With the Fivetran Prefect Collection, even in an early release, I was able to have a flow up triggering our syncs in about 15 minutes. I should note that I had a bit of experience with the Fivetran integration when I did my POC however, that was using Prefect 1.0 and the new collection simplified my experience by only requiring a single task instead of having to coordinate the sync start, polling and completion on my own.

I have now expanded my use of this collection into a provider that will allow me to run N syncs, all from a config file, thus negating the need to make any code updates to add/remove syncs.

4. Have you seen any early results from the combination of Fivetran and Prefect? What are your plans for the two going forward?

Having Prefect and Fivetran working together has made my development process MUCH faster and has led to a great experience in the early goings of this project. I can’t emphasize enough how nice it is to not have to write my own provider for my Fivetran interactions. It’s even better knowing that the collection that I’m using is the “official” Fivetran implementation so I don’t have to spend extraneous amounts of time digging through the code to ensure that there aren’t things in there that shouldn’t be.

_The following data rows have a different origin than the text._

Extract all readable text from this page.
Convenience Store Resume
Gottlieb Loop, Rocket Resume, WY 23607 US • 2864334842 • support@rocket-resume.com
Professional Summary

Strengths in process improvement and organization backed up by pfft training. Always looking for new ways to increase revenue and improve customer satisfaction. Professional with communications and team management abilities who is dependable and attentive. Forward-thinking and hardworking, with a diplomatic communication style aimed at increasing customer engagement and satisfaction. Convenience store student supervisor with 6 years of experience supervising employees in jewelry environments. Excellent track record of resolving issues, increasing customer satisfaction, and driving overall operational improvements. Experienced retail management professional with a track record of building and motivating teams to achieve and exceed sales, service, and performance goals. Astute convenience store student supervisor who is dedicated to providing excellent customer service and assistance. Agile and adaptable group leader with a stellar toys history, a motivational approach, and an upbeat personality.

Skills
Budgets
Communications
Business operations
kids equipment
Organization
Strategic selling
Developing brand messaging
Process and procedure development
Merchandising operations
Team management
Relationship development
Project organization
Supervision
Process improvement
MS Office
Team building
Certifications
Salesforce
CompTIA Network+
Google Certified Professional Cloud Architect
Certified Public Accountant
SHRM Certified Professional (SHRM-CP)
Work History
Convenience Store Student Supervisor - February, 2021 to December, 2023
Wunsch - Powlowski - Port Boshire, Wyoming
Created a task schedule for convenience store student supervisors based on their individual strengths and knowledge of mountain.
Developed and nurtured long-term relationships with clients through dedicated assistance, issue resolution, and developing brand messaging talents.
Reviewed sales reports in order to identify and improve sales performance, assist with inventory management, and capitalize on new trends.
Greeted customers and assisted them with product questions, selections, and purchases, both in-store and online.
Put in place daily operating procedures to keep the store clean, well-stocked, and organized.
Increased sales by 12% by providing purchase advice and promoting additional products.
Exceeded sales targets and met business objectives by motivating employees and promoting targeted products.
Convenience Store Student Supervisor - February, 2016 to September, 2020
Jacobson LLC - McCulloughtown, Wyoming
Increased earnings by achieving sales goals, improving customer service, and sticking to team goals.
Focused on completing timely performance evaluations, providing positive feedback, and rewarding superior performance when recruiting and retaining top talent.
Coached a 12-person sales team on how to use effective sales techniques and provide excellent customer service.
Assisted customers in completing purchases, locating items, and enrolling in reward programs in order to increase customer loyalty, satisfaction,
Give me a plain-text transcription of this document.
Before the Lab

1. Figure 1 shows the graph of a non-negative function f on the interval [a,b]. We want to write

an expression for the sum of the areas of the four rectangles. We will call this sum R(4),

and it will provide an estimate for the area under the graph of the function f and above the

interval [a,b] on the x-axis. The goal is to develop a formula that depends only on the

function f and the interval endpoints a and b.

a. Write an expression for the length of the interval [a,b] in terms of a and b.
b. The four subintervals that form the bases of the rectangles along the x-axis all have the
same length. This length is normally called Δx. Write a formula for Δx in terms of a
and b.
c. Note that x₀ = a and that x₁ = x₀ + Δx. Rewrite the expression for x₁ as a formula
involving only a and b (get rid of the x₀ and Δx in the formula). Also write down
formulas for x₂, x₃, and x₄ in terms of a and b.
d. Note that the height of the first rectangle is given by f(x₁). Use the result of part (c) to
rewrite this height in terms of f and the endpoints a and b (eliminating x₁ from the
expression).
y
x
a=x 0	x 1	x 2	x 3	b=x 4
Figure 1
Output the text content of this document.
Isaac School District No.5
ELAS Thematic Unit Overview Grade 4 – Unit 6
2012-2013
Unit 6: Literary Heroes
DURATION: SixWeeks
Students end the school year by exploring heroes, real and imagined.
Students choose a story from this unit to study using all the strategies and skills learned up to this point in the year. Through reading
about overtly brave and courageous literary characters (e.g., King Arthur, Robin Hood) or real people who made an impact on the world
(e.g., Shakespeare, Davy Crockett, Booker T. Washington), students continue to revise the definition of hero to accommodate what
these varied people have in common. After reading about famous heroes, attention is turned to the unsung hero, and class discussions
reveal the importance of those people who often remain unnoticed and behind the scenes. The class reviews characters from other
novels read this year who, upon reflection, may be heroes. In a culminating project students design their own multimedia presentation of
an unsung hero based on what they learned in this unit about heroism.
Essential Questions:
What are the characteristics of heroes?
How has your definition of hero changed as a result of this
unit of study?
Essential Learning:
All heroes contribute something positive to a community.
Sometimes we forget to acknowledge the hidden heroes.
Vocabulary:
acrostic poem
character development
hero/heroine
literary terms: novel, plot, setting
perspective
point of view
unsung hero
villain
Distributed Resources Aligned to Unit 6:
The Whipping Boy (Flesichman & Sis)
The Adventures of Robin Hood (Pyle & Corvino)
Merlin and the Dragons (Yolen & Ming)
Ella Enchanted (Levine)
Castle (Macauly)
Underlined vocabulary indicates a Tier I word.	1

I also would like to call out that “out of the box” the Fivetran collection handles my desire to fire many syncs all at once. My current flow will send about 15 syncs out at once that all hit the Fivetran Collection’s flow within milliseconds of each other. What I’ve seen is that there are zero multithreading issues with these calls and whatever is happening behind the scenes (grateful that I don’t have to be concerned about the inner workings!) seems to work well and the syncs all complete as expected.

Thanks again to Emerson and RecRoom! The Fivetran Prefect Collection can be added to your Prefect environment by running pip install prefect-fivetran.